Storrs Hall, a luxurious four-star hotel, overlooks a splendid stretch of Lake Windermere’s southern shoreline—just a five-minute drive from the tourist village of Bowness with its shops, pubs and restaurants.
A hotel since 1895, the handsome manor dates from 1797, when it was constructed as a lakeside villa by Yorkshire landowner Sir John Legard. Later, Liverpool merchant John Bolton extended the property to 17 acres with manicured gardens amidst a forested park. Bolton added huge, lattice-framed windows that gaze across Windermere’s waters, welcoming copious amounts of glistening lake light.
Style and rooms
Besides its indulgent lakefront grounds, the independently run manor, mimicking a country estate, has a sublime interior that is at once stately yet relaxed. Cabinets and nooks flaunt granite busts and model clipper ships, some of the vestiges of original furnishings auctioned off by previous owners.
Today Storrs Hall has 35 rooms, including six adults-only woodland cabins with Japanese-style hot tubs adjacent to the waterfront. The former boathouse has been converted into a lakefront suite with a hot tub and fire pit. The 28 rooms in the main Georgian-style carriage house are period classics with contemporary features such as king-size beds, chaise longues, smart TVs, coffee makers, and bathrooms with free-standing baths and walk-in showers.
Marriage ceremonies are held outside the stone temple gazebo, and three rooms are licensed for weddings.
In decades past, lake steamers would pick up and drop off guests at the Storrs Hall pier. That’s no longer an option, but the estate’s low-key intimacy remains in touch with its ethos of Victorian etiquette.
Dining and activities
Chef Andrew Beaton, a native Cumbrian, helms the Storrs Hall kitchen. Breakfast and dinner, served in the Lake Edge Restaurant, feature a locally sourced, seasonal menu. Seafood is taken from nearby Morecambe Bay, lamb from the Cumbrian mountains and Yew Tree Farm, once owned by author Beatrix Potter.
The ornate, mahogany Tower Bar serves curated cocktails and light meals in a serene traditional pub setting. Or enjoy the quintessential British experience of afternoon tea, with homemade pastries and clotted-cream scones.
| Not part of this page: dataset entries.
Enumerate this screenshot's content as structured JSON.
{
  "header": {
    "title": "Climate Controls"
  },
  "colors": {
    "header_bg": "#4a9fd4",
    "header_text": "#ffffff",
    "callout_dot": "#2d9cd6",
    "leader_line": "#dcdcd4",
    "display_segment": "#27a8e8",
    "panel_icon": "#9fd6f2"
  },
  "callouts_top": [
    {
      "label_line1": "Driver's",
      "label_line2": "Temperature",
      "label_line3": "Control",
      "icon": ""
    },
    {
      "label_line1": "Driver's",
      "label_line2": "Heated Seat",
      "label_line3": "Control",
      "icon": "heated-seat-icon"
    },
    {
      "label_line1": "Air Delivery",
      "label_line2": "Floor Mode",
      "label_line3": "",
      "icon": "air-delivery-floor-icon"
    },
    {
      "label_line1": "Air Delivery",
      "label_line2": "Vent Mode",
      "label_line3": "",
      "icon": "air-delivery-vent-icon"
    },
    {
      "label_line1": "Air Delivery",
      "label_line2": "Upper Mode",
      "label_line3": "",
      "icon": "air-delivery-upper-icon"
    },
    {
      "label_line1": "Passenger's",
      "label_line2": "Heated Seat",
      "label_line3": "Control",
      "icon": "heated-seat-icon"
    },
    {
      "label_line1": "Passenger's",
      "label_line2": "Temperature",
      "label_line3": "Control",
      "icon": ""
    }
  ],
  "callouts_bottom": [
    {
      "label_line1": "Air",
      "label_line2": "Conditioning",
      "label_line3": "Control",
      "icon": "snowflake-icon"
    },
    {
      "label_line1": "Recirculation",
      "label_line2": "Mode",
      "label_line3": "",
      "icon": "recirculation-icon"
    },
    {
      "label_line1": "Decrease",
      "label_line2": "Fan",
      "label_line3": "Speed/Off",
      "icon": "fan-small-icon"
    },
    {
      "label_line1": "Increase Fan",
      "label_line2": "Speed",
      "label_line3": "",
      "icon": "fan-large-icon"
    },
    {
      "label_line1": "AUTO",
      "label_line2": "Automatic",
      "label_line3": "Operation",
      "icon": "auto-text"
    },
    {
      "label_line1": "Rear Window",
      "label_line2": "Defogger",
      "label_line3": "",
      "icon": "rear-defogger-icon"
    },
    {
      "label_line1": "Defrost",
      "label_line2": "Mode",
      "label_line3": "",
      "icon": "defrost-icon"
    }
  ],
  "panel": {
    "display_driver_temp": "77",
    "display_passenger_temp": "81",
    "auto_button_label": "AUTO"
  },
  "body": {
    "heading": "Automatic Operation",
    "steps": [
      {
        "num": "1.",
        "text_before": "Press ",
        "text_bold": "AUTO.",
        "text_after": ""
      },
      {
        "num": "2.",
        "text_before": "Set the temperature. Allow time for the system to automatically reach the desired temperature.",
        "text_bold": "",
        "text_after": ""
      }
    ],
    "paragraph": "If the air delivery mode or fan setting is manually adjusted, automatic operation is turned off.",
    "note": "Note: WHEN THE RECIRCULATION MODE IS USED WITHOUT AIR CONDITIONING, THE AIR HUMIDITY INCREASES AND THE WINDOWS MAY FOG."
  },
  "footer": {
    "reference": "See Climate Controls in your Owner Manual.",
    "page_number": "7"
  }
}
Windermere is England’s largest lake, and its picturesque setting amid the Cumbrian mountains lends itself to such adventures as bicycling, guided walks, waterfall hikes, rock climbing, off-road touring and even golf. Watersports, naturally, are most popular; they include swimming, paddle boarding, kayaking, boat and ferry tours. Culture vultures can tour craft breweries or explore William Wordsworth’s daffodil gardens and the World of Beatrix Potter (and Peter Rabbit).
“You can sense that people are relaxing the minute they arrive,” said Storrs Hall general manager Andrew Nicholson. “It is such a tranquil environment.”